Newly Blue Stain Set

Newly Blue Stain Set - Hematoxylin Alternative

Hematoxylin Alternative Nuclear Stain

      • Regressive Stain

Solution A: Celestine Blue Stain 1%, Aqueous       250ml
Solution B: Ferric Ammonium Sulfate 4%, Aqueous        250ml

Samples Available

Product Options:

Part # 1258A 500 ml set $30.00

SET INCLUDES:

Part 1258A  
Solution A: Celestine Blue Stain 1%, Aqueous 250ml
Solution B: Ferric Ammonium Sulfate 4%, Aqueous 250 ml

 

Additionally Needed For H&E Staining:

Hematoxylin and Eosin (H&E) Control Slides Part 4278
Xylene, ACS Part 1445
Alcohol, Ethyl Denatured, 100% Part 10841
Alcohol, Ethyl Denatured, 95% Part 10842
Acid Alcohol 1% Part 10011
Lithium Carbonate, Saturated Aqueous
                   OR
Scott Tap Water Substitute
Part 12215
     OR
Part 1380
Alcohol, Ethyl Denatured, 70% Part 10844
Eosin Y Working Solution Part 1072

 

For storage requirements and expiration date refer to individual product labels.

 

APPLICATION:

Newcomer Supply Newly Blue Stain Set provides a synthetic nuclear stain (hematoxylin substitute), that is indistinguishable from standard hematoxylin staining results.  Newly Blue nuclear staining is crisp with well delineated purple to blue nuclei and displays a clear contrast to cytoplasmic stains for precise cellular interpretation.

 

METHOD:

Fixation:  Formalin 10%, Phosphate Buffered (Part 1090)
Technique:  Paraffin sections cut at 4 microns
Solutions:  All solutions are manufactured by Newcomer Supply, Inc.

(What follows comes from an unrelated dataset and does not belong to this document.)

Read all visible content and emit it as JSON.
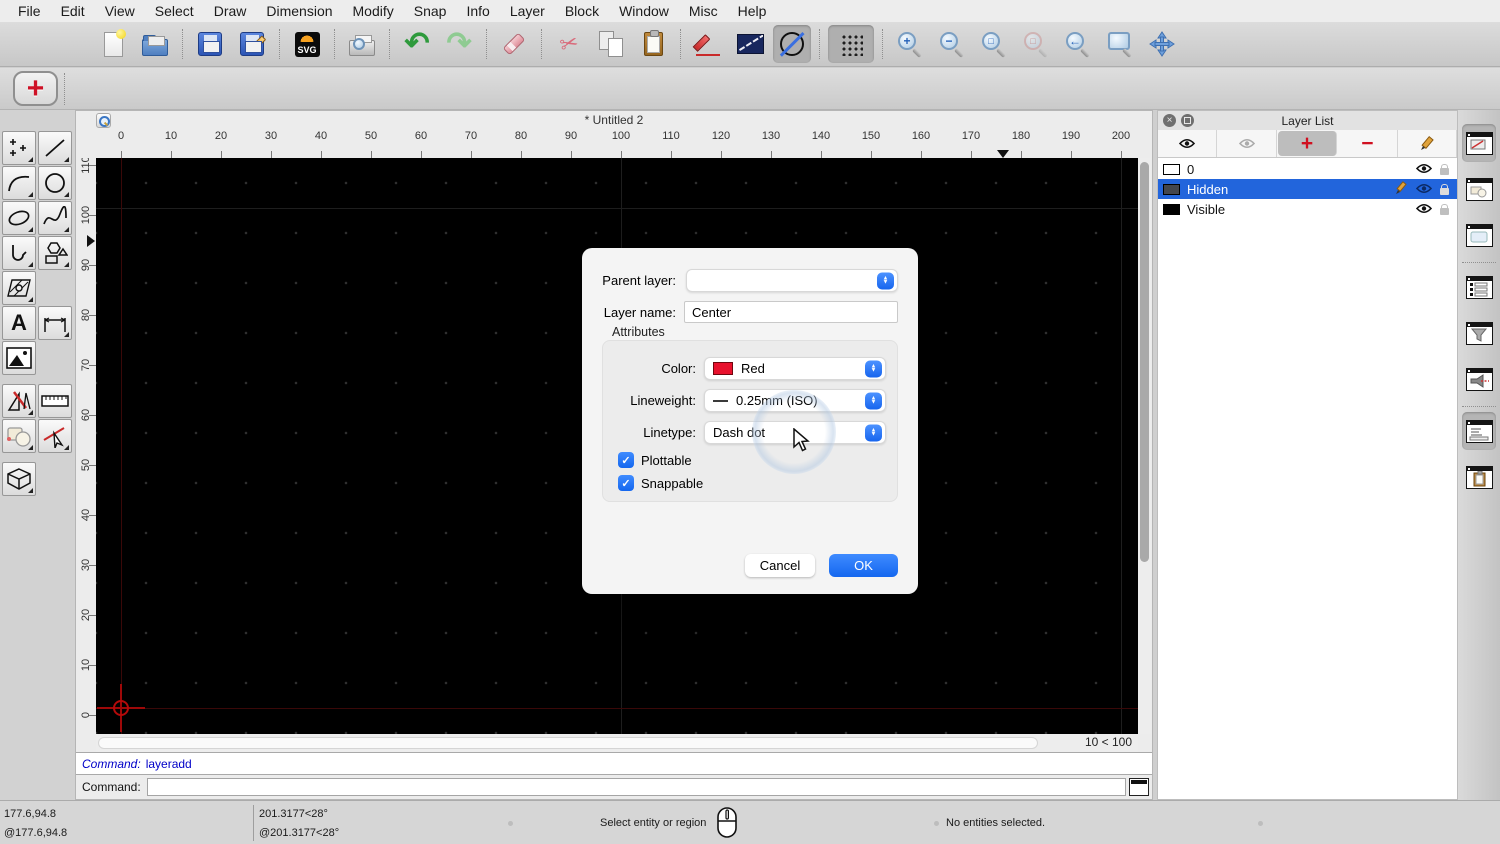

All Newcomer Supply Staining Sets are designed to be used with Coplin jar filled to 40 ml following the provided staining procedure.

 

PRESTAINING PREPARATION:

    1. If necessary, heat dry tissue sections/slides in oven.
    2. Prepare Newly Blue Working Solution and mix well:
        1. Solution A: Celestine Blue Stain 1%, Aqueous 20 ml
        2. Solution B: Ferric Ammonium Sulfate 4%, Aqueous  20 ml
        3. Filter before use.
        4. See Procedure Notes #1 & #2.

 

STAINING PROCEDURE:

    1. Deparaffinize sections thoroughly in three changes of xylene, 3 minutes each. Hydrate through two changes each of 100% and 95% ethyl alcohols, 10 dips each.  Wash well with distilled water.
        1. See Procedure Notes #3 and #4.
    2. Stain with Newly Blue Working Solution for 4 minutes.
    3. Wash well in three changes of tap water.
    4. Differentiate quickly in Acid Alcohol 1% (Part 10011).
        1. Nuclei should be distinct; background light to colorless.
    5. Rinse well in three changes of tap water.
    6. Blue in Lithium Carbonate, Saturated Aqueous (Part 12215) or Scott Tap Water Substitute (Part 1380) for 10 dips.
    7. Wash in three changes of tap water; rinse in distilled water.
    8. Drain excess water; proceed to 70% alcohol for 10 dips.
    9. Counterstain in Eosin Y Working Solution (Part 1072) or prepared Eosin-Phloxine Working Solution (Part 1082) for 30 seconds to 3 minutes, depending on preference of intensity.
    10. Dehydrate in two changes of 95% ethyl alcohol for 1 minute each and two changes of 100% ethyl alcohol, 10 dips each.   Clear in three changes of xylene, 10 dips each; coverslip with compatible mounting medium.

 

RESULTS:

Nuclei Blue
Cytoplasm and other tissue elements Various shades of pink

 

PROCEDURE NOTES:

    1. Newly Blue Working Solution is stable for up to 5 days.
    2. Blot off any surface sheen that may develop prior to use.
    3. Drain slides after each step to prevent solution carry over.
    4. Do not allow sections to dry out at any point during procedure.
    5. If using a xylene substitute, closely follow the manufacturer’s recommendations for deparaffinization and clearing steps.

 

REFERENCES:

    1. Carson, Freida L., and Christa Hladik Cappellano. Histotechnology: A Self-instructional Text. 4th ed. Chicago: ASCP Press, 2015. 115-116.
    2. Sheehan, Dezna C., and Barbara B. Hrapchak. Theory and Practice of Histotechnology. 2nd ed. St. Louis: Mosby, 1980. 148-150.
    3. Modifications developed by Newcomer Supply Laboratory.